HZ. PEYGAMBER’İN MESAJINI DOĞRU ANLAMAK

Hz. Peygamber, nübüvvet görevini derin bir sabır ve tevekkülle gerçekleştirdi. Olumsuz bir durumla karşılaştığında muhatabı İslâm cemaatinin dışına atmak yerine kişiye hatasını göstermek ve bu hatadan dönmesini, bir daha yapmamasını söylemek, onun tatbikatının dikkat çeken yönüydü. Öyle ki Allah Elçisi’nin davasına ihanet etmeye namzet olan, -gerçekte inanmadıkları halde inanıyor görünen- münafıkları dahi cemaatin içinde değerlendirdi. Nifakla mücadelesini onları cemaatin içinde tutarak sürdürdü. Misyonu, ilahî mesajı ulaşabileceği her insana ulaştırmaktı. Muhatabının eksikliklerini ortaya çıkarıp onu rencide etmek yerine eleştirilerini genel, övgülerini ise kişileri zikrederek yapmaya özen gösterirdi.

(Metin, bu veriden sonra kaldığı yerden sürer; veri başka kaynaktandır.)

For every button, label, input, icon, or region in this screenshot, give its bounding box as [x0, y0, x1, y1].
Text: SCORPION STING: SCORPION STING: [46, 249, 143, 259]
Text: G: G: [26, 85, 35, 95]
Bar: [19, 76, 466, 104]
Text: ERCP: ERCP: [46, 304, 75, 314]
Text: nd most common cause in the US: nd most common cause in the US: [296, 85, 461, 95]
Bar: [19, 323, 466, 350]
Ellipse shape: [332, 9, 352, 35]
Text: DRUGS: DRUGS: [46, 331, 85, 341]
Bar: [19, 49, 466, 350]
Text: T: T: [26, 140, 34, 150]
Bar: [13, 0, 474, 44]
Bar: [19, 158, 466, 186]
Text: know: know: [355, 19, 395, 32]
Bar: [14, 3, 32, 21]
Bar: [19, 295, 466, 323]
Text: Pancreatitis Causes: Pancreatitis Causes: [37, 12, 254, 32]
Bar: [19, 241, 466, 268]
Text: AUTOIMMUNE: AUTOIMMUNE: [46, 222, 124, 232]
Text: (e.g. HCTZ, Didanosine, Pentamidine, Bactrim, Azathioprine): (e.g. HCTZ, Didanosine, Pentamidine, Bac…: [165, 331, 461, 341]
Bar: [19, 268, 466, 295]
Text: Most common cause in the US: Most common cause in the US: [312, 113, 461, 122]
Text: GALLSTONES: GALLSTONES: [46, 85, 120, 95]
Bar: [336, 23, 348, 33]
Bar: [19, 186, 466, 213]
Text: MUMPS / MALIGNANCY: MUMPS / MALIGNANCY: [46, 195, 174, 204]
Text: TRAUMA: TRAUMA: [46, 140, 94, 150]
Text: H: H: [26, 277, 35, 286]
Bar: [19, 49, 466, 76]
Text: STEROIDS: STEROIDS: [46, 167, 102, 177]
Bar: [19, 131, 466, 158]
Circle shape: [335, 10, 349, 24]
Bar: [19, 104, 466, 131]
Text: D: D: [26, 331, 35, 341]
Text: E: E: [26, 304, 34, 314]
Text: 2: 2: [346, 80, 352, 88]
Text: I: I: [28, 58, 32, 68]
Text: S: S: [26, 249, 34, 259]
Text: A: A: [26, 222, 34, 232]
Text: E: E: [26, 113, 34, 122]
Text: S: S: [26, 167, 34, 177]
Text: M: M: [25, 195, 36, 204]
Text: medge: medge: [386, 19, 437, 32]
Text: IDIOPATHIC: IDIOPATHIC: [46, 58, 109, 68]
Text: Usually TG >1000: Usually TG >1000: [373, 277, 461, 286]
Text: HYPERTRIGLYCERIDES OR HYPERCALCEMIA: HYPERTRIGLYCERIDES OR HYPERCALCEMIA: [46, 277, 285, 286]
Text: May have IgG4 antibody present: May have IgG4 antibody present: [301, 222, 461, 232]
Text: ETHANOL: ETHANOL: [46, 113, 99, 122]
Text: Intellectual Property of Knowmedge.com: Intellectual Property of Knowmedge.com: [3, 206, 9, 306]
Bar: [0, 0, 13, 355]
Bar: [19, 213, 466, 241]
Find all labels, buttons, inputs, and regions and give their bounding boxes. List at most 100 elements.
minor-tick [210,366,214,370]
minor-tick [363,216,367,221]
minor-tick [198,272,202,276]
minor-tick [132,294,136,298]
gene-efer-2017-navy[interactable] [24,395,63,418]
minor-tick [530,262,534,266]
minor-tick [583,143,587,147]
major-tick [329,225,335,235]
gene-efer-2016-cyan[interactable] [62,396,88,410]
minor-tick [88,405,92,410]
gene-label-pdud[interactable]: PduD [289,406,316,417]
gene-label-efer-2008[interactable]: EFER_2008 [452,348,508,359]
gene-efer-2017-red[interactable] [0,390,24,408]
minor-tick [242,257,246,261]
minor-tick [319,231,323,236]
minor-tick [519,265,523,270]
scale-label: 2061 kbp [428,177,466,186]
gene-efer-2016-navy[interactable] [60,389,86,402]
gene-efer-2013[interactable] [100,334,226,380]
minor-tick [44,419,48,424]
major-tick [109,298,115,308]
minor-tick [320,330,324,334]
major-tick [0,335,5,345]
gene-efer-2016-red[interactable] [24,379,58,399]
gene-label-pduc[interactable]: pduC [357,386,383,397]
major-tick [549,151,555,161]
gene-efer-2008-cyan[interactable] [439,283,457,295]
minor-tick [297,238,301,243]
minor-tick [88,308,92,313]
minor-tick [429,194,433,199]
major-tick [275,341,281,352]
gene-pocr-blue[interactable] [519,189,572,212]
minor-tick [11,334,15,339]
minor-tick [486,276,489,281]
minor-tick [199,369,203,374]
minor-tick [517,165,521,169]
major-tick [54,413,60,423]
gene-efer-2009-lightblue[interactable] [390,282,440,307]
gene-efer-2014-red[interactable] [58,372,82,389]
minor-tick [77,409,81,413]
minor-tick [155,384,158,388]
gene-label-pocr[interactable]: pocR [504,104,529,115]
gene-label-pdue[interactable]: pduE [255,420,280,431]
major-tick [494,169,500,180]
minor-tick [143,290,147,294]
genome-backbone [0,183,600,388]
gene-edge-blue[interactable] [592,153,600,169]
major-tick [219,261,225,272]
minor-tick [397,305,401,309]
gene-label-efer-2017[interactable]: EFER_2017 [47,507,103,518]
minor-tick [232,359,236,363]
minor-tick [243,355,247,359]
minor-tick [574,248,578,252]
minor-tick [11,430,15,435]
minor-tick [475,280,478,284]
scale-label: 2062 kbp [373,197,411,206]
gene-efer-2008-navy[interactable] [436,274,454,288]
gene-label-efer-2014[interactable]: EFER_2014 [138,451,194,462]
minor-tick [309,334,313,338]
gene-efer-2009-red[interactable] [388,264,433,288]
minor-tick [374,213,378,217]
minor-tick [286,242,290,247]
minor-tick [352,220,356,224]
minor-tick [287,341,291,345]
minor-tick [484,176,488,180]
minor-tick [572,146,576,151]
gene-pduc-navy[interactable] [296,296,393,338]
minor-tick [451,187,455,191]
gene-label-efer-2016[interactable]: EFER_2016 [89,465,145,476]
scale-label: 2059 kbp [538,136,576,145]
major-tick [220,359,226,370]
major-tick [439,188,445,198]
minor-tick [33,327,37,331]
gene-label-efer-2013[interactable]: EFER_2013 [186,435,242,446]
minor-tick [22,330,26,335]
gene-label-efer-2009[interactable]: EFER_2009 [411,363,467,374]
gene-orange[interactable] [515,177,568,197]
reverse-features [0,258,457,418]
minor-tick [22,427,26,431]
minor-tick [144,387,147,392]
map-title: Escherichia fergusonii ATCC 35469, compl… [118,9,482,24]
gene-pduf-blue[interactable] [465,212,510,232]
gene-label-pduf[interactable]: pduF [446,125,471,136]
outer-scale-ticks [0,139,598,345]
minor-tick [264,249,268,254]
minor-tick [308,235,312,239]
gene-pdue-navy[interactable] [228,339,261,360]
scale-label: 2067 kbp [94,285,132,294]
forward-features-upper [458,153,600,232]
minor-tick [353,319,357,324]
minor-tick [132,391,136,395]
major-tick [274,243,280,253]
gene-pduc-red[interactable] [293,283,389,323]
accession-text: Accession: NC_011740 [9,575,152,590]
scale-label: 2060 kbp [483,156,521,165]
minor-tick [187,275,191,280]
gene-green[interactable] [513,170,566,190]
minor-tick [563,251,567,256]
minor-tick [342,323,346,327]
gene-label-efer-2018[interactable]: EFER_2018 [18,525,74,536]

Onun insanlara karşı davranışı, birçok kişiye hidayet yolunu açmıştı. İnsana değer verdiği davranışları sebebiyle İslâm cemaati sürekli büyüyordu. Nazik, değer veren, dinleyen, sorun çözen, mütevazı, cömert bir insandı. Sözünde durur, insanları kandırmaz, yalan söylemezdi. İlahî mesajı, yaşar, anlatır ve -en önemlisi- insanlara davranışlarıyla örnek olmak suretiyle tebliğde bulunurdu. Bunlar, onun sayfalar dolusu anlatılabilecek güzel ahlakî hasletlerinden sadece birkaçıdır. Belki de günümüz Müslümanının en büyük eksiği, Hz. Peygamber’i şeklen izlemeye çalışırken onun ameline ve gündelik hayatına sinmiş olan ahlakını ihmal etmesidir. Günümüz Müslümanları olarak Allah Elçisi’nin,Allah’ın emir ve nehiylerinden taviz vermemekle birlikte kuşatıcı ve hiç kimseyi feda etmeyen sosyal ilişkilerinin yanı sıra bir mümin ve Müslüman olarak yaşantısının çok gerisinde bir hayat yaşadığımızın farkında olduğumuz kuşkuludur. Bugün onun hayatını da tartışma konusu yaparken, hoşumuza giden en ufak bir görüş ya da davranışla muhatabımızı İslâm dışına attığımızda ilahî mesajın da, ilk muhatabının mesajdan anladıklarının da uzağına düştüğümüzün farkında mıyız?